C’est il y a un peu plus d’un an, que le couple se porte acquéreur d’une surface de 100m2 dans ce qui s’appelle aujourd’hui le Manoir de la Carterelle.
Un lieu particulièrement chargé d’histoire qui remonte en 1725 où la congrégation des sœurs de Saint-Charles fondent l’hôpital Sainte-Béatrix qui deviendra ensuite une école et enfin la Maison de retraite Sainte Marie qui a fermé ses portes en 2015. De plus, le lot acheté par Sébastien et Magali, comprend le lieu le plus emblématique de ce bâtiment, « pour ne pas dire l’âme » puisqu’il s’agit de la Chapelle.
Après une année de travaux réalisés par Sébastien, à l’exception de certains travaux techniques tels que l’électricité ou le chauffage, et avec l’appui de Magali notamment pour la décoration, un nouveau lieu est né.
Sébastien y a « mis son cœur et son âme » et le couple passionné a cherché, chiné, inventé, mis en valeur ce patrimoine pour en faire un lieu moderne qui ne renie pas son passé.

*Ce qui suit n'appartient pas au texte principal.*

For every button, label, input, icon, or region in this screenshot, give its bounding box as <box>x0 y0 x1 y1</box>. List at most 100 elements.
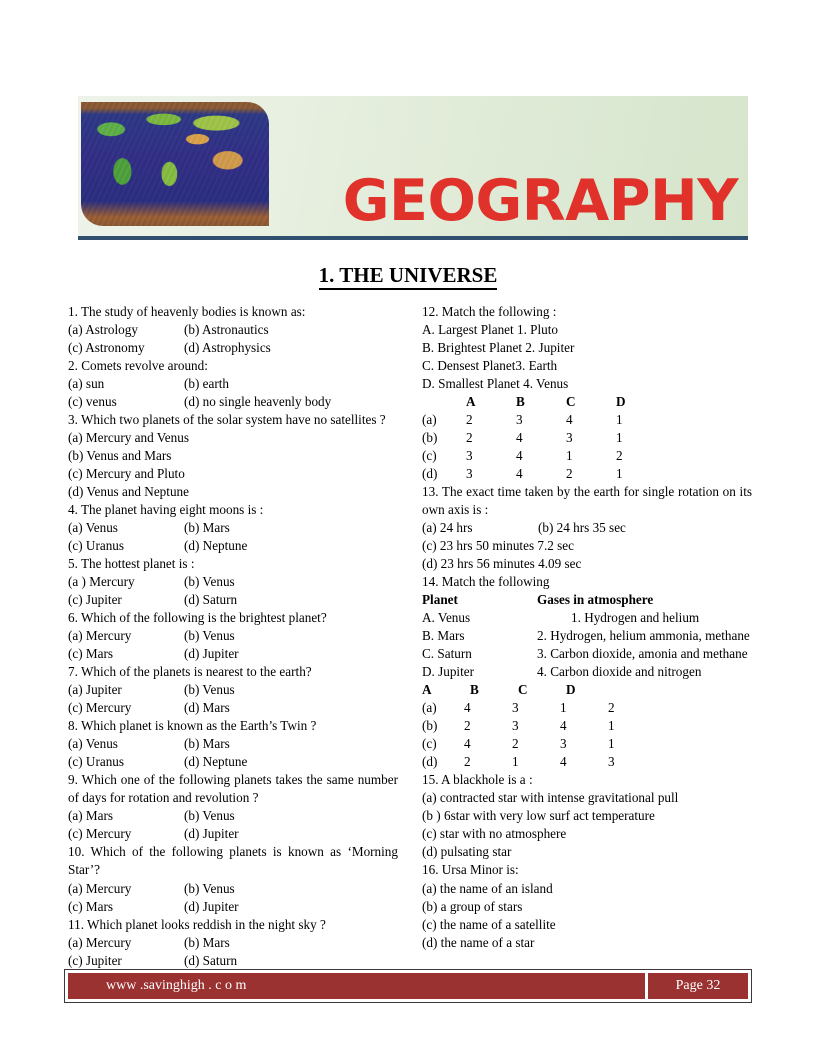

Cette très belle réalisation est désormais, en location saisonnière ou occasionnelle via notamment l’Office du tourisme. Cette location fera le bonheur de couples ou de famille en recherche d’un lieu « pas comme les autres » propice au ressourcement ou encore pour des séminaires ou réunions d’entreprises au cœur de notre belle cité des Chanoinesses.